Сеять мы начали двенадцатого мая.
Май восемьдесят четвёртого был поздний: снег сошёл только к двадцатому апреля, земля прогрелась к десятому мая, и всё сдвинулось на неделю против обычного.
Двенадцатого вышли в поле.
К двадцатому мая — а двадцатое было воскресенье — мы отсеяли две тысячи двести гектаров из трёх тысяч четырёхсот, и это было хорошо, и Аркадий Павлович на планёрке пообещал, что если так пойдёт, то закончим к двадцать восьмому.
Так и пошло.
Мы кончили двадцать девятого, потеряв один день на дожде, и это был лучший сев за пять лет, и никто по этому поводу особенно не радовался, потому что сев — это только начало.
Двадцатого я работал на севе сам.
Бригадир на севе вообще-то не должен сидеть в тракторе: у него шесть агрегатов, семнадцать человек, подвозка семян, заправка, ремонт и сводка к восьми вечера.
Но двадцатого у меня заболел Клюев.
Заболел он всерьёз — спина, — и заменить его было некем, потому что все были расставлены, и я сел на его агрегат сам и отработал полную смену.
И это был лучший день за весь тот год.
Я это говорю совершенно всерьёз.
Я двенадцать часов ходил челноком по полю за третьей бригадой — по той самой Соловьихе, — и мне за эти двенадцать часов не задали ни одного вопроса.
Никто не подошёл.
Никто не спросил про рукавицы, про отгул, про наряд, про то, когда починят, и почему у Прохорова, а не у меня. Меня просто не было: я сидел в кабине, смотрел на маркер и держал стык.
К вечеру у меня всё болело.
Спина, плечи, шея, правая нога от педали — и это было то самое, чего мне не хватало восемь месяцев, и я вечером сидел на крыльце, и мне было хорошо, как в июле восемьдесят третьего.
Про сводку по звеньям надо рассказать, потому что она была интересная.
Зина в апреле сделала расчёт.
Расчёт был по моей просьбе — я его попросил ещё в марте, — и суть его была вот в чём.
У меня в бригаде четыре звена.
Звенья эти сложились сами, ещё до меня, по технике и по людям, и никто никогда не считал, сколько какое звено даёт в пересчёте на человека и на эталонный гектар.
Считали всегда по бригаде целиком.
Я попросил посчитать по звеньям, и Зина посчитала, и посчитала за две недели, подняв все наряды за восемьдесят третий год.
Получилось следующее.
Первое звено — Дудник, Прохоров, ещё двое — давало сто восемнадцать процентов к средней по бригаде.
Второе — сто четыре.
Третье — восемьдесят девять.
Четвёртое — сто двадцать шесть.
В четвёртом звене работали трое.
Мишка Загорулько, Санька Кузнецов и Гнидин.
То есть, если считать по бумаге, лучшее звено в бригаде состояло из человека с выговором за появление в нетрезвом виде, человека с двумя днями прогула и человека, который запивает каждый февраль.
Зина принесла мне этот расчёт в контору.
Она положила его на стол, и я его прочитал, и мы с ней минуты две молчали.
— Вы понимаете, что с этим делать? — спросила она.
— Ничего.
— Правильно.
Она забрала лист обратно.
— Если это пойдёт наверх, — продолжала она, — то первое, что спросят: почему у вас лучшие показатели у нарушителей трудовой дисциплины.
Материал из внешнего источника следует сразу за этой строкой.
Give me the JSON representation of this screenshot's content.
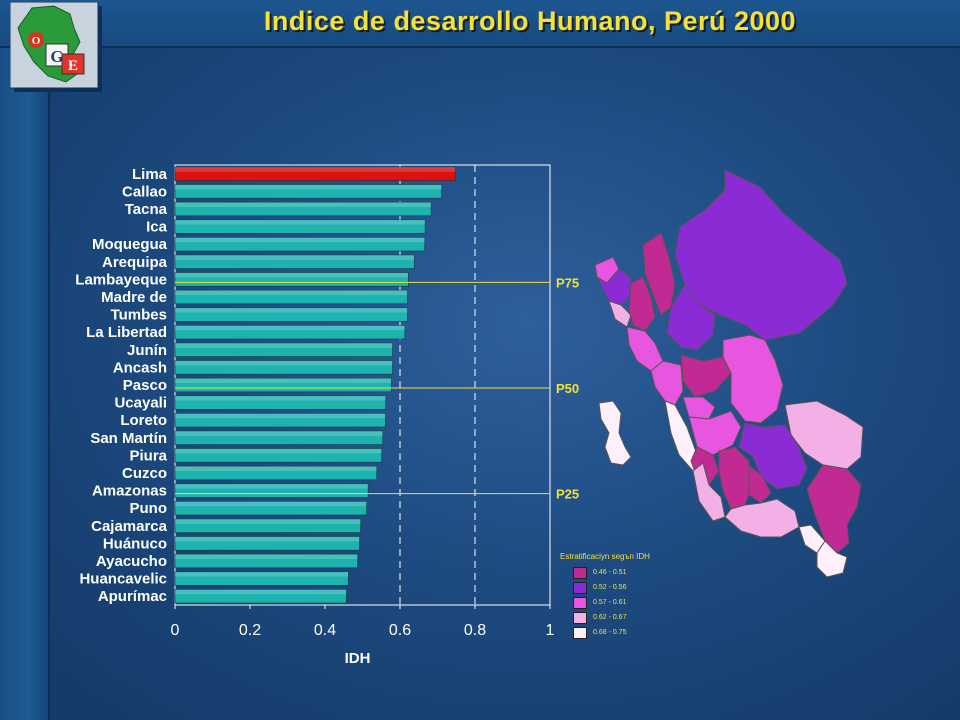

И вам придётся объяснять.
— А если не пойдёт?
— А если не пойдёт, то вы будете знать.
Она сложила лист вчетверо.
— Я вам копию оставлю. В сводку я это не ставлю.
Про Саньку надо сказать отдельно.
К маю восемьдесят четвёртого Санька Кузнецов работал в мастерской слесарем — оформили его в октябре учеником, в феврале перевели в третий разряд, — а на посевную его посадили на сеялочный агрегат.
Работал он нормально.
Вот именно так: нормально. Приходил вовремя, делал что сказано, не пил, с людьми ладил, за смену выдавал больше нормы.
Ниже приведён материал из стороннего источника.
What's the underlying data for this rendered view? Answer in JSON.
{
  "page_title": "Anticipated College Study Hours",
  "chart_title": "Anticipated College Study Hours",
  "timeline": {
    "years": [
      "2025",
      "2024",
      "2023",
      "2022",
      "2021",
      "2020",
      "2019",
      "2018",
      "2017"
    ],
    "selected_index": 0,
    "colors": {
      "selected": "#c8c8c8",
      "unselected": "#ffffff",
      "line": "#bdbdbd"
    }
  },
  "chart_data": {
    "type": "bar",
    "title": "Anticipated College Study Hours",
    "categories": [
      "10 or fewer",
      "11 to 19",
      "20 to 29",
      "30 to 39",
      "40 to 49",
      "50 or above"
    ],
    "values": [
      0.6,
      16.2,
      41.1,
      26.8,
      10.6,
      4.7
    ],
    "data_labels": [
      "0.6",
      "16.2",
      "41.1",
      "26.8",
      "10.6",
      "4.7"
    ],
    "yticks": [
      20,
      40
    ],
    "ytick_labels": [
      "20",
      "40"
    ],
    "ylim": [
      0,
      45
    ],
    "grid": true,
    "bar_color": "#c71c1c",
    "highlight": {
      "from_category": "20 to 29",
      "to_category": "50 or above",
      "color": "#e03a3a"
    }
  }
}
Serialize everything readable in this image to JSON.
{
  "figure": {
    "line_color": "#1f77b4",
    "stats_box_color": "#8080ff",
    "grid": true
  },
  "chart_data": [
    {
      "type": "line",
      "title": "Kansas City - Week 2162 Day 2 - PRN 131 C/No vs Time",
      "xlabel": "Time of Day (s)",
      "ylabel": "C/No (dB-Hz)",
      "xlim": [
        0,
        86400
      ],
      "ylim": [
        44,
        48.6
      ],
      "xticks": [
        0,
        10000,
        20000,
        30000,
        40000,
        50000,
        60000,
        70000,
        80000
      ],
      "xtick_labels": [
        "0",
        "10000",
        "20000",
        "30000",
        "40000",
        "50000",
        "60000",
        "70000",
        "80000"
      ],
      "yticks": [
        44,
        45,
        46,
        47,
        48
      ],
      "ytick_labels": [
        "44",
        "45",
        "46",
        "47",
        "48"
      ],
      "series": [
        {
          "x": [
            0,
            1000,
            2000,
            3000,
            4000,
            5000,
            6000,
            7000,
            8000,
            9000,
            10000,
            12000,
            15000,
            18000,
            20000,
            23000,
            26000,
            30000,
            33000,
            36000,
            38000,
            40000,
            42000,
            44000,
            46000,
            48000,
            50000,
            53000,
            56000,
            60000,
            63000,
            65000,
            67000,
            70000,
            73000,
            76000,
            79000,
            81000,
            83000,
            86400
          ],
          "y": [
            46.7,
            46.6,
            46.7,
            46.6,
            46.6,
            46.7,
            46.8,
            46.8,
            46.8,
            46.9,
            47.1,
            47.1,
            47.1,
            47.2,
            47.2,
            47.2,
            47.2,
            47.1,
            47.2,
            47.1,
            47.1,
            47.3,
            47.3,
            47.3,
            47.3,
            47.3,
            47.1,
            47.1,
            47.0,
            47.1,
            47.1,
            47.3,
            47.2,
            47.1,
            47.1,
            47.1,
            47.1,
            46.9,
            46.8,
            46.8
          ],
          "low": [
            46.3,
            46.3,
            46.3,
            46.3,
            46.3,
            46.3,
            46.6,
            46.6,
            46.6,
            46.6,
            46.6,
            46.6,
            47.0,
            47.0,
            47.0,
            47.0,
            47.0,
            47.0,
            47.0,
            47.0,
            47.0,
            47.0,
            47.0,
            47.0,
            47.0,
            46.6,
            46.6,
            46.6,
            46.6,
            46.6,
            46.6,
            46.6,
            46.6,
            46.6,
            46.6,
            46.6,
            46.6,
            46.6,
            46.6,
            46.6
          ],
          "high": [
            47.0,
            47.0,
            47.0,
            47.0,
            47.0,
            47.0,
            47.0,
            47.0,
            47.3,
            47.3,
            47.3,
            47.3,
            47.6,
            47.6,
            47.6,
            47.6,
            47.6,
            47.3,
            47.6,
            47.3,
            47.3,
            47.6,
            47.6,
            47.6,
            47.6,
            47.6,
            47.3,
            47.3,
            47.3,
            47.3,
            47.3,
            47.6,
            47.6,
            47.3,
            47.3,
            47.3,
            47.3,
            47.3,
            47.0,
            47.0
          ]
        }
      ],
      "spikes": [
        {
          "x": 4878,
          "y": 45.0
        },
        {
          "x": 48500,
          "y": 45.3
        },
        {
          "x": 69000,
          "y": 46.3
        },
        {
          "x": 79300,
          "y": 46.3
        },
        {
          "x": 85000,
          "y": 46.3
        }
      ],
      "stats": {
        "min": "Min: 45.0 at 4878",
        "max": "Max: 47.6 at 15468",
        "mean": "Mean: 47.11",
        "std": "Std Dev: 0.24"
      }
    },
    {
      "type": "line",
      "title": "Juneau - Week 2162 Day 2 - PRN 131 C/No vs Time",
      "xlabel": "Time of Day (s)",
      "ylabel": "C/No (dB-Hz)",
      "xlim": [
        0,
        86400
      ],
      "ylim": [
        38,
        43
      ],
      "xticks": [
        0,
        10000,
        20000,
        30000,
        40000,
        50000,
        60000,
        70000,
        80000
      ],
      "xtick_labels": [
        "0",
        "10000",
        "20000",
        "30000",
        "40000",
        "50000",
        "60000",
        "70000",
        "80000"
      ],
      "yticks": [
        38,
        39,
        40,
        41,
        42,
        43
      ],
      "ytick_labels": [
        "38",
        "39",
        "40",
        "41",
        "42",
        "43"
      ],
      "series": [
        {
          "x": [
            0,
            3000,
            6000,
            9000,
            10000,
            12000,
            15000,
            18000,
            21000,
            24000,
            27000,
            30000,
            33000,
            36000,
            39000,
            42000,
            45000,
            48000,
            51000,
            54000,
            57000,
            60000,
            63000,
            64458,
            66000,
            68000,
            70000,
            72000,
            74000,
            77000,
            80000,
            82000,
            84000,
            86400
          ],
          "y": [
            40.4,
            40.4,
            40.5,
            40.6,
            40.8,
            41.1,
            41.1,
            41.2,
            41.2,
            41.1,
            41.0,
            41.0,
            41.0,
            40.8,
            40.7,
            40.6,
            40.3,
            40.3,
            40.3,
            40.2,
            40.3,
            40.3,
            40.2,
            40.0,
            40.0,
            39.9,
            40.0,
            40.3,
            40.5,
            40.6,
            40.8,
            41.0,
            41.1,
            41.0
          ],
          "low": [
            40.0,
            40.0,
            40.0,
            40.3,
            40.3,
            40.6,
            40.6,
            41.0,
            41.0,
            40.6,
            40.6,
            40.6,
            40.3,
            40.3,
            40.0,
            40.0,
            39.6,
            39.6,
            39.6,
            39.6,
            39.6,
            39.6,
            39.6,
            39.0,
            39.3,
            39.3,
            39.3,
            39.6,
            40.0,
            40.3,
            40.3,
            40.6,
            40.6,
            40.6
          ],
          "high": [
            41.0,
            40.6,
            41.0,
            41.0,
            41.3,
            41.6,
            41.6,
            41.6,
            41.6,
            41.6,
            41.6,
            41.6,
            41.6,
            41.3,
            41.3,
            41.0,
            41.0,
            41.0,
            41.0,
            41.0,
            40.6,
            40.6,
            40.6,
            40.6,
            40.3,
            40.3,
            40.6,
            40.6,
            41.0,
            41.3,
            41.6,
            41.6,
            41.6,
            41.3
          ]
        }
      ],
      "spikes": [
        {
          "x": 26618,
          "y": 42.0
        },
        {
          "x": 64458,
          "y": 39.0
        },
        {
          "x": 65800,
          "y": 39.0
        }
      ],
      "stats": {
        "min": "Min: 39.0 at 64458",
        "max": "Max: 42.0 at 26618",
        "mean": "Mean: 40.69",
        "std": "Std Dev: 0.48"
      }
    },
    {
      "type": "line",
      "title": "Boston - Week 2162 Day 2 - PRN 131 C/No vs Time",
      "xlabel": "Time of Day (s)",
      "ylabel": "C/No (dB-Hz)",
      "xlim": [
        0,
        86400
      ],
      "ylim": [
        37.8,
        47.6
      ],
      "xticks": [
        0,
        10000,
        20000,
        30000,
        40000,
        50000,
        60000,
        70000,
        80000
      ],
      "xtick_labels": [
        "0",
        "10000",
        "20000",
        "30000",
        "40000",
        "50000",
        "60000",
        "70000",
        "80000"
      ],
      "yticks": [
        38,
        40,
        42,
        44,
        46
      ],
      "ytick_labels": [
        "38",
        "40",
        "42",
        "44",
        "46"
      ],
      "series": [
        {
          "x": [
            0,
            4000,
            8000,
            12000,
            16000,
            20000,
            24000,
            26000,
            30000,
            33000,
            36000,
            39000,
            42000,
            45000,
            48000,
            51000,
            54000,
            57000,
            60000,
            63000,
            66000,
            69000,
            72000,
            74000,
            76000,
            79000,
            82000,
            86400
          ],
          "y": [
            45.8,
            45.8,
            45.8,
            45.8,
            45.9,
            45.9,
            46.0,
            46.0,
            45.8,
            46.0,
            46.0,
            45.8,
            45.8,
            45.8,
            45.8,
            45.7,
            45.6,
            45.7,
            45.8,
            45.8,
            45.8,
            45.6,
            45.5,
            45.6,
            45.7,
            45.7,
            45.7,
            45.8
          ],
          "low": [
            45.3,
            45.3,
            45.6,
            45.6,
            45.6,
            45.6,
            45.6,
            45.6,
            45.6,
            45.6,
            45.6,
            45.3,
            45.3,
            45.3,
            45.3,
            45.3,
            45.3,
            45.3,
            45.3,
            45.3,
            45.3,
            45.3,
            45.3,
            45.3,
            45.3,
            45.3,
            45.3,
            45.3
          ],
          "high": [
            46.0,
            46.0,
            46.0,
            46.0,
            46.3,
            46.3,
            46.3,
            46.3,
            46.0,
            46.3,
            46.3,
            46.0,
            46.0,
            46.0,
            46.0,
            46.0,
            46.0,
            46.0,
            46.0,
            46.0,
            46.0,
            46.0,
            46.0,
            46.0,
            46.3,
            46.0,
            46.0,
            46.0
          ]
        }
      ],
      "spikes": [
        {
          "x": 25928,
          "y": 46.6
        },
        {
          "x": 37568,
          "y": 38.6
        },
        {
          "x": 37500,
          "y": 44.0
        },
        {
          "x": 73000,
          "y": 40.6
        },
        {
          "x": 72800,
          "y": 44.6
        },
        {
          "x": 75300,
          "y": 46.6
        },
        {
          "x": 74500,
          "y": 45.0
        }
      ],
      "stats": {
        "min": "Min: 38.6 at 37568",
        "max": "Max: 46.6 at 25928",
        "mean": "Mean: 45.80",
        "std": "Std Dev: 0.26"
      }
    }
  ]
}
И никто, кроме меня, не помнил про август.
Это, между прочим, самое важное, что я могу сказать про то, как устроено наше село.
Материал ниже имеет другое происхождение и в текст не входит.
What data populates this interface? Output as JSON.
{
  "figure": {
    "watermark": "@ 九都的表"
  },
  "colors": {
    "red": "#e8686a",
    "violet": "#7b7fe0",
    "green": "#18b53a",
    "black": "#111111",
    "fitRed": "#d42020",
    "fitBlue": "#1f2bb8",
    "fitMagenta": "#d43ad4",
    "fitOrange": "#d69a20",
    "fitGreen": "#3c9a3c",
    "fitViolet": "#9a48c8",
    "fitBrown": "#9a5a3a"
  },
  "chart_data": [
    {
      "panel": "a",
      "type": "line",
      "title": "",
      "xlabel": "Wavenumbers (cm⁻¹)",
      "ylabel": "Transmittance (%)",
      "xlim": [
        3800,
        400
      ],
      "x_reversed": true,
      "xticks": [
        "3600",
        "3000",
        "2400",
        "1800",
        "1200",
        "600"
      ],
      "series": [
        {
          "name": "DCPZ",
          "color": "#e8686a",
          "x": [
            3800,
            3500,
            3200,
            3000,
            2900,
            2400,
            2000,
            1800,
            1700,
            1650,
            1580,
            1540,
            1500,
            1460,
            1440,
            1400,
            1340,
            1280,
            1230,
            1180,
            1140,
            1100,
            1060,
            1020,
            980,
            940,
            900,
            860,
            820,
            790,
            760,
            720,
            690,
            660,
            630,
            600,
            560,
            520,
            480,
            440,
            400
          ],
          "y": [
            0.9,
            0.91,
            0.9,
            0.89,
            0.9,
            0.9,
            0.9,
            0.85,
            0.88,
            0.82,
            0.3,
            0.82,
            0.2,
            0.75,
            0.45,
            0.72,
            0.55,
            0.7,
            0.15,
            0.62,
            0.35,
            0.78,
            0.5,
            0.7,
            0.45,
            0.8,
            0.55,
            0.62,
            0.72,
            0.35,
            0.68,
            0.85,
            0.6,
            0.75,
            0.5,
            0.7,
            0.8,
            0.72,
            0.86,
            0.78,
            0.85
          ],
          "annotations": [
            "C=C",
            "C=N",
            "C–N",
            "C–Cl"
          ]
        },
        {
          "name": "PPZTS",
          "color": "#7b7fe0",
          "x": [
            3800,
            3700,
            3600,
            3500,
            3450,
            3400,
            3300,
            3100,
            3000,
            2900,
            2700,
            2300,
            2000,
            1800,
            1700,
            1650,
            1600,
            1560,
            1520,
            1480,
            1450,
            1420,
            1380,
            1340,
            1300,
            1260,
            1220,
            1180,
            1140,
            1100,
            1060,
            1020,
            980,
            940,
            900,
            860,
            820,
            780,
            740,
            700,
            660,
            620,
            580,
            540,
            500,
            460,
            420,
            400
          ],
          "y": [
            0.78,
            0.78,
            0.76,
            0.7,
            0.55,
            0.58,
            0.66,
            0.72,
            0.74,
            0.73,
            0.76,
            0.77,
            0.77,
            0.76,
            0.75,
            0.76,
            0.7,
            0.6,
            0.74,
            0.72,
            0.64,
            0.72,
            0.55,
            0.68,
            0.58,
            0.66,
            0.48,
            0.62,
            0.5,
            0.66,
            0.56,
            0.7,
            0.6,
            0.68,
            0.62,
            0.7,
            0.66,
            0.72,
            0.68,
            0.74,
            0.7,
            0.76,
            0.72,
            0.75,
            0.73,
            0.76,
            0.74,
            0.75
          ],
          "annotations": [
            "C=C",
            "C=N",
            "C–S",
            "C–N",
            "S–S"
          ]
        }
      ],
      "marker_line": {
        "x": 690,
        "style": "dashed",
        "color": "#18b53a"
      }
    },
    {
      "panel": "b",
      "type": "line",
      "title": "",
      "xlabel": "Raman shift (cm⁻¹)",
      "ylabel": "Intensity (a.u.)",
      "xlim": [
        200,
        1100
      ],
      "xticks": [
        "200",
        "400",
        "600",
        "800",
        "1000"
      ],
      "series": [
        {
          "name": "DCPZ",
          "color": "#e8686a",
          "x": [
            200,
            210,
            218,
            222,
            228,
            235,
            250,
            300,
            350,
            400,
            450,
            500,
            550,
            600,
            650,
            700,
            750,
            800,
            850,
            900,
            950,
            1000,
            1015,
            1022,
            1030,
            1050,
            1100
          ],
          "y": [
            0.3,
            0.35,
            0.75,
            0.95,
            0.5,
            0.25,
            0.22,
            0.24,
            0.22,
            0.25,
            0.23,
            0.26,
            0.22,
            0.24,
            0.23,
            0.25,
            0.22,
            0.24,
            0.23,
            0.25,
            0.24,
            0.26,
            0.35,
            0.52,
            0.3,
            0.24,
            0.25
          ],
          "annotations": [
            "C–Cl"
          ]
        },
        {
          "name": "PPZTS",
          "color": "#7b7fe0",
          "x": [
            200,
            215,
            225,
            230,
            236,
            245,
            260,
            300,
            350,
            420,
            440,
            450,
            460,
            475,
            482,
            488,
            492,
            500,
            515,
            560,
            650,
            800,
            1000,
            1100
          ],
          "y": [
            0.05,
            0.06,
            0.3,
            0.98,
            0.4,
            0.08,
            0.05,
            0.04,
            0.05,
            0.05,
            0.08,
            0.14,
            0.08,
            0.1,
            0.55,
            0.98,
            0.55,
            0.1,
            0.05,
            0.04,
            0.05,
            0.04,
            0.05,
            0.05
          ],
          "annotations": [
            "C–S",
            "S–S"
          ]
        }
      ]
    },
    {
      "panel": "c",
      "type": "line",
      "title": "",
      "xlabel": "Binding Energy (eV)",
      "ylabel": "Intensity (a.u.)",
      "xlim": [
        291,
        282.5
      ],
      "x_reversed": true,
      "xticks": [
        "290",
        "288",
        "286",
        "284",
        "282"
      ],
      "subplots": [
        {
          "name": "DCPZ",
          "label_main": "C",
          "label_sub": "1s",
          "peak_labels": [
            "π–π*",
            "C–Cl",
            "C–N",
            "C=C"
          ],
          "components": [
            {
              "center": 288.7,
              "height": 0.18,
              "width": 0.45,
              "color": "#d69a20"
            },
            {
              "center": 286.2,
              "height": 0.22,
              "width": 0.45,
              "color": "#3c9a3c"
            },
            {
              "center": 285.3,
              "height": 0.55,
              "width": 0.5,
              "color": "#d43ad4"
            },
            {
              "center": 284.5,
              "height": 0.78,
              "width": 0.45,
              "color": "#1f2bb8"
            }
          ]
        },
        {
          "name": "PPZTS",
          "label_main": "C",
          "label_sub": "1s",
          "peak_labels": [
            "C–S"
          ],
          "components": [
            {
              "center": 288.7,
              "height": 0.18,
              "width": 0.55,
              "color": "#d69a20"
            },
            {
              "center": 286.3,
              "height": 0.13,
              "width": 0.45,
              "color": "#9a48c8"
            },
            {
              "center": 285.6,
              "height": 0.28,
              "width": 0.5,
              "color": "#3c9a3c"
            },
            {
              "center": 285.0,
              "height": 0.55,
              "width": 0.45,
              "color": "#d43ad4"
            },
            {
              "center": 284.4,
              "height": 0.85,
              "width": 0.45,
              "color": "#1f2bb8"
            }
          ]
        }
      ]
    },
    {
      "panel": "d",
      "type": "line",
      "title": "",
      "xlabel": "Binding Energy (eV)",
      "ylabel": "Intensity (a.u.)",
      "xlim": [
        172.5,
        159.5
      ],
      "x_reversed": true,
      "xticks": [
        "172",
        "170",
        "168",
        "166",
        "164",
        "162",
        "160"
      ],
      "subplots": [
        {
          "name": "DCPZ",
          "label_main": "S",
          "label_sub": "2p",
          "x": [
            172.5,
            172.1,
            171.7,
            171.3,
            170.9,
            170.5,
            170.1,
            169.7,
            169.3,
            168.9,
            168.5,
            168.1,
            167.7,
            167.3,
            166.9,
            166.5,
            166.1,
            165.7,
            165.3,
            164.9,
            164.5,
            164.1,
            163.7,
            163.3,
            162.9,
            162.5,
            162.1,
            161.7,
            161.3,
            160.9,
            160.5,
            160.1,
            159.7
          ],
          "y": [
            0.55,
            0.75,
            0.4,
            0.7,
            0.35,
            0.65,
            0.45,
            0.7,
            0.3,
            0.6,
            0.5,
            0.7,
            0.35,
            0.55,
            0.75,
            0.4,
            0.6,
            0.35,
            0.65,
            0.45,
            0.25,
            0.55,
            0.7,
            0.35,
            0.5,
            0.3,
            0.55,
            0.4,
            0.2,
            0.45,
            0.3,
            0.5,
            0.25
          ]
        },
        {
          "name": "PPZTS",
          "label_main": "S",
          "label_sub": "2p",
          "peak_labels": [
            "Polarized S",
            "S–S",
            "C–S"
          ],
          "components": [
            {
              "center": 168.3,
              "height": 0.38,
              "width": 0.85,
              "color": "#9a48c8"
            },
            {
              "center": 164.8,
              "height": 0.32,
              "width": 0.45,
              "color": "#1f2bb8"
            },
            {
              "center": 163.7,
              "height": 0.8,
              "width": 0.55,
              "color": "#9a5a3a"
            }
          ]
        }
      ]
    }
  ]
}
Три дня в сарае забыли за девять месяцев.
Не простили — забыли. Про них не помнили ни Лобанов, который записал ему прогул, ни Пыжов, который собирался вешать товарищеский суд, ни мужики, которые тогда всё видели.
Даже Кузнецова, я думаю, забыла.
Она в мае восемьдесят четвёртого рассказывала в сельпо, что Санька в отпуск поедет в Барнаул, к товарищу, и что она ему костюм справила, и что пора бы уже жениться.
Про то, что он в июне и в августе восемьдесят третьего уходил сидеть в сарай, она не говорила никогда и никому.
А я помнил.
Помнил, потому что был там, и потому, что у меня в голове лежало слово из другого времени, от которого не было никакого толку.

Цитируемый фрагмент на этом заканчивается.